In the early stages of structuring a novel I need to think about how the themes of the book work, and how the secondary characters reflect the main character. Like, for example, in One Night Stand, the characters of Eleanor’s relatives, Sheila and June, reflect issues that Eleanor herself is going through, about change, parenthood, and the nature of responsibility. I developed them and chose what happened to them purely because of how these things would affect Eleanor.
Girl from Mars is about loyalty, and I’ve begun to figure out why and how loyalty affects Fil (the heroine) and Dan (the hero). Now I’m going to do some work about what loyalty means to her three best friends, Jim, Digger, and Stevo–and also what it means to the character in the comic book she draws, “Girl from Mars”.
This should, pretty much, give me the plot! For example, I’m suspecting that Digger has a secret about his family, a very good reason why he doesn’t owe his father any loyalty at all. But something traumatic will happen that tests how he feels about his father and what kind of person Digger is. Of course Digger is a secondary character, so I need to think about how and where I can place this traumatic event so that it actually tests the protagonist Fil’s emotions and sense of herself, too.
I really find that choosing themes in this way, or an issue I want to explore in various permutations, helps me develop the story. Other themes come in, too, and it all gets complicated, but having a general “big idea” is really useful to me.

I gave in my revisions for Honey Trap yesterday, and spent the afternoon unsuccessfully shopping for a frock for the RNA awards lunch on the 4th of February.

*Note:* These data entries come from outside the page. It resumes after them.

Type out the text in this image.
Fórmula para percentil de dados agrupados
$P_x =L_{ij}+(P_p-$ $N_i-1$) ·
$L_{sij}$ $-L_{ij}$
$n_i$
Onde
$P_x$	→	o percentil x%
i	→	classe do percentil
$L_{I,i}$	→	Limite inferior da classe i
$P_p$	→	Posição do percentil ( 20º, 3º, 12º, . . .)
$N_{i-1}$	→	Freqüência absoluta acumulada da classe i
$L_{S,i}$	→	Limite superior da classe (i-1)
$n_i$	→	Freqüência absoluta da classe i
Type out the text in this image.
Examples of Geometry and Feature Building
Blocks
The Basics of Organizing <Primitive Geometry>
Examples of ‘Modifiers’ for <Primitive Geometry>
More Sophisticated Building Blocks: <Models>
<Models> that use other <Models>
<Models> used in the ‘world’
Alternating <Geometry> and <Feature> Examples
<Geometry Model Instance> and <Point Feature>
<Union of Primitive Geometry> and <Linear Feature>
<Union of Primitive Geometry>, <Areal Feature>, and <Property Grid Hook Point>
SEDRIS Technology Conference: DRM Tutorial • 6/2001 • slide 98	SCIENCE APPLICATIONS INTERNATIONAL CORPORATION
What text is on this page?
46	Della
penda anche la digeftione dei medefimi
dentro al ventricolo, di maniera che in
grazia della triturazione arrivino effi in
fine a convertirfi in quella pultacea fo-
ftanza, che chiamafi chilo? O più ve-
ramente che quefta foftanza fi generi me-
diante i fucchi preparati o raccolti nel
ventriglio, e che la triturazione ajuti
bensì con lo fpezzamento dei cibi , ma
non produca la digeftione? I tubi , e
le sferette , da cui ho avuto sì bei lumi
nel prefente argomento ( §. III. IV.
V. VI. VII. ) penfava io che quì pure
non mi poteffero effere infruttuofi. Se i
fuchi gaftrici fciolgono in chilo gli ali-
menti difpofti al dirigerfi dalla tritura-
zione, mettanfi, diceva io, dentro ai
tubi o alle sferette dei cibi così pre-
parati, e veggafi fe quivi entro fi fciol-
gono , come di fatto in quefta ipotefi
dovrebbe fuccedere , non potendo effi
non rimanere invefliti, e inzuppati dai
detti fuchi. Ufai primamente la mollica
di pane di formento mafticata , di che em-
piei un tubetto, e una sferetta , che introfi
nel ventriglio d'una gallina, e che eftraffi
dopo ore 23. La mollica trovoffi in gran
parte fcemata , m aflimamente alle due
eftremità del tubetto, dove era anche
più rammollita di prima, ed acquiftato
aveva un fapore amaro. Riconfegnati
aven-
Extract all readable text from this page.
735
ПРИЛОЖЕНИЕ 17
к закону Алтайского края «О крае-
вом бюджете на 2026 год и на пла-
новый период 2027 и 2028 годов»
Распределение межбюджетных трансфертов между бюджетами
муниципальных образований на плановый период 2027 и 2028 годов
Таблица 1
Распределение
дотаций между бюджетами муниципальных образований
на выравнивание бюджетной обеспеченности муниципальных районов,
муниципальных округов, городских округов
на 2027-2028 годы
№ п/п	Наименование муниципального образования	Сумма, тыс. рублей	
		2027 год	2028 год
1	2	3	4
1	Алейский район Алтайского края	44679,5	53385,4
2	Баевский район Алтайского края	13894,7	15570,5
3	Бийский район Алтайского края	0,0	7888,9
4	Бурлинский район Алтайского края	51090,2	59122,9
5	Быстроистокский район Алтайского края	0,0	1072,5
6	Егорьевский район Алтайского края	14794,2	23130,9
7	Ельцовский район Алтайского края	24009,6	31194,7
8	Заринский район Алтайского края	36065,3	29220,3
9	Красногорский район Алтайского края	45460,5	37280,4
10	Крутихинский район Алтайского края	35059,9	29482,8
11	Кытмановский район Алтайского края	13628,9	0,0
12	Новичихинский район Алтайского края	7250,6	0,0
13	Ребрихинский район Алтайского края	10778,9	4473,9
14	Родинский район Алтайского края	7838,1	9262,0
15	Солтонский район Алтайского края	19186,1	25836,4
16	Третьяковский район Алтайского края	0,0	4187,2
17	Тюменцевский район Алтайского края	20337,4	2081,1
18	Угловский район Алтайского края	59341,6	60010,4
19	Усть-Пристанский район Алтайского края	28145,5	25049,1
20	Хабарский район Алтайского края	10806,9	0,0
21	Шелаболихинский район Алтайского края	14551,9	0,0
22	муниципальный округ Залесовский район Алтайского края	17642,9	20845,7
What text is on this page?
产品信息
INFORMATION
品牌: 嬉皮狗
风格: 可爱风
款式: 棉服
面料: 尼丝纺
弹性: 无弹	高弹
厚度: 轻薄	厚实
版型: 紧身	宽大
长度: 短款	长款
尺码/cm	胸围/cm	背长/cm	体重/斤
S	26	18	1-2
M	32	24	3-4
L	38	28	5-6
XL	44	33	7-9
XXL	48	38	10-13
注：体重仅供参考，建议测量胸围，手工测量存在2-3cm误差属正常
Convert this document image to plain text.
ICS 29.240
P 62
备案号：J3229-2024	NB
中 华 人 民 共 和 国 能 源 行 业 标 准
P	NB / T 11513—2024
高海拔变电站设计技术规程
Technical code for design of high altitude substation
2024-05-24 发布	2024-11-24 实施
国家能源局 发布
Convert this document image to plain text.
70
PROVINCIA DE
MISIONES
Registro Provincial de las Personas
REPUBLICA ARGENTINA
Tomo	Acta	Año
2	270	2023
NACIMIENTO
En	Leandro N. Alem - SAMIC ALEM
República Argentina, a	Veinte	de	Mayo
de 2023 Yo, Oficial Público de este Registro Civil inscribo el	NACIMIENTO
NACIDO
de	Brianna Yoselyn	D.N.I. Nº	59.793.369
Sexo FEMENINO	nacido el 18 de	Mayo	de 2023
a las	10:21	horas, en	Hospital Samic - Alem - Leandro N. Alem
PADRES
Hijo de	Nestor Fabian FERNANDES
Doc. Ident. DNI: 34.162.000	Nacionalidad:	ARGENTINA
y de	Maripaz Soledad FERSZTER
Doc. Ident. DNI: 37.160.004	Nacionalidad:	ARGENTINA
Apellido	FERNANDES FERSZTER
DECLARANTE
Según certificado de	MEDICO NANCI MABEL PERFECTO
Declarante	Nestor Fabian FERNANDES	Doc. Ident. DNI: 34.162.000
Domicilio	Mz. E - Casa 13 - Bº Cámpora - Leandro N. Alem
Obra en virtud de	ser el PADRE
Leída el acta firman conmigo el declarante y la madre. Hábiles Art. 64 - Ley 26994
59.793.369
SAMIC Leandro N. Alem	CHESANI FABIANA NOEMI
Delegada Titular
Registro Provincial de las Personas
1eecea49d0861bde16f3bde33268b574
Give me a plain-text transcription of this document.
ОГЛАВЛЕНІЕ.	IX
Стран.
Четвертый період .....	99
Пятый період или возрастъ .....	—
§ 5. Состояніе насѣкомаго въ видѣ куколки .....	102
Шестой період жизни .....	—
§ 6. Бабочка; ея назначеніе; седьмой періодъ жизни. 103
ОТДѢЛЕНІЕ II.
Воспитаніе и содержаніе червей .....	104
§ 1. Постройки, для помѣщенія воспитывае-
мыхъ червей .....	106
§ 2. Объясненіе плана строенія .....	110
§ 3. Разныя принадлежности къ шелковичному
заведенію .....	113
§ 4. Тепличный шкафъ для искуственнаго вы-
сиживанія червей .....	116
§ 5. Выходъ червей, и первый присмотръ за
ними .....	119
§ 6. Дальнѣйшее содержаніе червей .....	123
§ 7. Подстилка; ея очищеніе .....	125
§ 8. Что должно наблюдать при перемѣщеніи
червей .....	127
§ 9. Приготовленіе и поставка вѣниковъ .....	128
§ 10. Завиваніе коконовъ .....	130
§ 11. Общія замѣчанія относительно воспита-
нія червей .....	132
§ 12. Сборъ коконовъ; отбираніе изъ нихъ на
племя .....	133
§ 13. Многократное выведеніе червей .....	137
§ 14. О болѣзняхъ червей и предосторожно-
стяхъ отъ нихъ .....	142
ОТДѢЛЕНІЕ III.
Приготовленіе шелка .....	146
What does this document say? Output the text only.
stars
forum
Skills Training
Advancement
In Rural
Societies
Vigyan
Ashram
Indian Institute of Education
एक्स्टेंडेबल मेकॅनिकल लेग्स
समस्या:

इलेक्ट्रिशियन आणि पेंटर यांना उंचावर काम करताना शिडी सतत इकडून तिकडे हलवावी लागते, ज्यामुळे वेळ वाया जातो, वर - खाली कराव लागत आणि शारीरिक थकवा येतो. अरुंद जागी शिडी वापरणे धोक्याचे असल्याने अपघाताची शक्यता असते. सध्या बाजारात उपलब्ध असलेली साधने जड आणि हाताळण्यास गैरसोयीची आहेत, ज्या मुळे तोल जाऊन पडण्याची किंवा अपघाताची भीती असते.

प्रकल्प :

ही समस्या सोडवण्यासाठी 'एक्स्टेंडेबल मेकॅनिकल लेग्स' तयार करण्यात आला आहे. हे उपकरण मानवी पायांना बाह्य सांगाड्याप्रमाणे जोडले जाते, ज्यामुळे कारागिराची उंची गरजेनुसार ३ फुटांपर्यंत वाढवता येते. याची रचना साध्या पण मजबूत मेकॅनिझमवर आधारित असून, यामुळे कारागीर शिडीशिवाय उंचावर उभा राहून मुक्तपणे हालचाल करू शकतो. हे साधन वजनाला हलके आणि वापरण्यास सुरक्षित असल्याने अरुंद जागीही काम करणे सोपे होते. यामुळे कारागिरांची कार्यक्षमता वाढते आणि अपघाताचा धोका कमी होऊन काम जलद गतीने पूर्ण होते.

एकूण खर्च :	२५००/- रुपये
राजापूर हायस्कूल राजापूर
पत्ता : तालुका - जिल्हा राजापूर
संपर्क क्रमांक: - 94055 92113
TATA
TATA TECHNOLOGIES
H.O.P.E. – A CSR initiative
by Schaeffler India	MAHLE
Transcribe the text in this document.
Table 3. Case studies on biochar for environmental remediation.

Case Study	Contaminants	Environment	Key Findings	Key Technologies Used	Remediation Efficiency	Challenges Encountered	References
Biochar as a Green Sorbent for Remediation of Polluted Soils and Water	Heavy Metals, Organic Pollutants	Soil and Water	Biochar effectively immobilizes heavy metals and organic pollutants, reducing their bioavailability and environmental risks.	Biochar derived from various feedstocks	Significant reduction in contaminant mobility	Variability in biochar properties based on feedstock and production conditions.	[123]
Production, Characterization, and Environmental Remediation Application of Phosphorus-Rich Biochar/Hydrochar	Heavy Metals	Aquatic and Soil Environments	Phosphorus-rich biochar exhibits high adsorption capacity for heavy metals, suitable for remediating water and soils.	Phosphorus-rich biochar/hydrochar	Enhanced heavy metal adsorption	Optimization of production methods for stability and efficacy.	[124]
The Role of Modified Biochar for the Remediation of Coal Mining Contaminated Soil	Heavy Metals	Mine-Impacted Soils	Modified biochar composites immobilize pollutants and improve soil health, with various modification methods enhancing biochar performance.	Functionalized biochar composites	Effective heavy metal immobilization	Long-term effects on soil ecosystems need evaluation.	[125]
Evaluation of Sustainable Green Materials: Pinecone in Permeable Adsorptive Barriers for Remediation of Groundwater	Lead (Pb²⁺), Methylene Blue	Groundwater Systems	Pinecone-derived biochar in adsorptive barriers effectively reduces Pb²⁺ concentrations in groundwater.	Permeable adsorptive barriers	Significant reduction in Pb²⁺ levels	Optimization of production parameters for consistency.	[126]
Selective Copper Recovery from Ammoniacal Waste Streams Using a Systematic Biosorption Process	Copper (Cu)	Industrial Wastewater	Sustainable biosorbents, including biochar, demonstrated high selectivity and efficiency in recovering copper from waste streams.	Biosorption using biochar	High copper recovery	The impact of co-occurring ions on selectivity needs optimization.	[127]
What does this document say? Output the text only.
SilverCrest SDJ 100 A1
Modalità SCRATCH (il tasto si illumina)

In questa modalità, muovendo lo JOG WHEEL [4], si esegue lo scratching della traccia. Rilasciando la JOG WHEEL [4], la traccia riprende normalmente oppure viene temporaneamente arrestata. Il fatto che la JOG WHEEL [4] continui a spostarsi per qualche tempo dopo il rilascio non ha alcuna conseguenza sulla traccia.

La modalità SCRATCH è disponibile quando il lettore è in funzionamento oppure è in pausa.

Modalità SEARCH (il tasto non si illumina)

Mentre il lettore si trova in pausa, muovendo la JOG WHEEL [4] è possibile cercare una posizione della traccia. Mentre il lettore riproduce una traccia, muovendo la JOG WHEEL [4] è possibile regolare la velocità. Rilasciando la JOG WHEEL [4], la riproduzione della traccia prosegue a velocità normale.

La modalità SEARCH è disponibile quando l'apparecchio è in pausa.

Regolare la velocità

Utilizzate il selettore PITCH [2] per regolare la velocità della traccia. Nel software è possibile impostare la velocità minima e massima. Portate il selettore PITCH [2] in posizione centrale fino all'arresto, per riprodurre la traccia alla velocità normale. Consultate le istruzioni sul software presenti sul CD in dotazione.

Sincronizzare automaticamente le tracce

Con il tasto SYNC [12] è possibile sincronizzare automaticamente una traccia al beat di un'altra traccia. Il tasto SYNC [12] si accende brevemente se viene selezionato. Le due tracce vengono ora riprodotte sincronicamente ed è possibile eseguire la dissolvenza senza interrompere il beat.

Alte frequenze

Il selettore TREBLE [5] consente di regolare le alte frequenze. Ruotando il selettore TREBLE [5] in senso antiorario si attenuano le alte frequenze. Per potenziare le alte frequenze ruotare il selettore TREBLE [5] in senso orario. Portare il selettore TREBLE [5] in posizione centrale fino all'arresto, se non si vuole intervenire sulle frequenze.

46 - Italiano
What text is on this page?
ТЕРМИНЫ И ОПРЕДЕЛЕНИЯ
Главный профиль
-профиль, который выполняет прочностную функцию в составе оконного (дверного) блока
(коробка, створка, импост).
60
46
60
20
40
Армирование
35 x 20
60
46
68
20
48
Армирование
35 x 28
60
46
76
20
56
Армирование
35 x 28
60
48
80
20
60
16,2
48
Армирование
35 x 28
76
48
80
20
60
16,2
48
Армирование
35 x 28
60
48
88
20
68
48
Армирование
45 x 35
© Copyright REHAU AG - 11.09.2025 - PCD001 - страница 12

I figure as I’ve been shortlisted this is a good excuse for a new dress. Why is it, though, that when you don’t need a new dress you see loads and loads of them that you love, and when you do need one, everything is either black or stupid?
Anyway now it’s time for me to get back to my next book, Girl from Mars. I opened the word doc this morning and had a read and I am happy to say that I just LOVE this heroine. She is absolutely hilarious and also very sweet and (like all my characters, strangely enough) completely obsessive. I laughed out loud several times. So this is all a really good sign. If only I knew what was going to happen.
I’m going to spend a few days brainstorming and diagramming.

I’m having the most awesome time doing research for Girl from Mars, my next book, about a female comic book artist.
There are three books beside my bed. One is William Eisner’s classic Comics and Sequential Art, an examination of how comics work. The other is the fun and awesome Understanding Comics, by Scott McCloud, which is an analysis of comics, drawn/written as a comic book. I got the Eisner out of the library, but I bought the McCloud, and I’m glad I did because I think it’s given me some of the central metaphors for this book. Comics work differently than plain text; they have a vocabulary and grammar of space and time and image that is unique, and gives me an insight into how my heroine’s mind works.
Beside that is Batman: Dark Victory by Joseph Loeb and Tim Sale. I am a Batman fan and when I got the idea for Girl from Mars I went to the library and got out every Batman comic they had. This is one of my favourites so far (except for the weird, weird gothic Arkham Asylum by Grant Morrison and Dave McKean, which I own and have read so much it’s falling to bits).
My internet research has been on Batman (of course), but more on 2000AD and Dan Dare, because the comic Girl from Mars, which Fil draws, is a British comic. Which gives me another theme, differences between the USA and UK, which is something that I’m interested in for obvious reasons.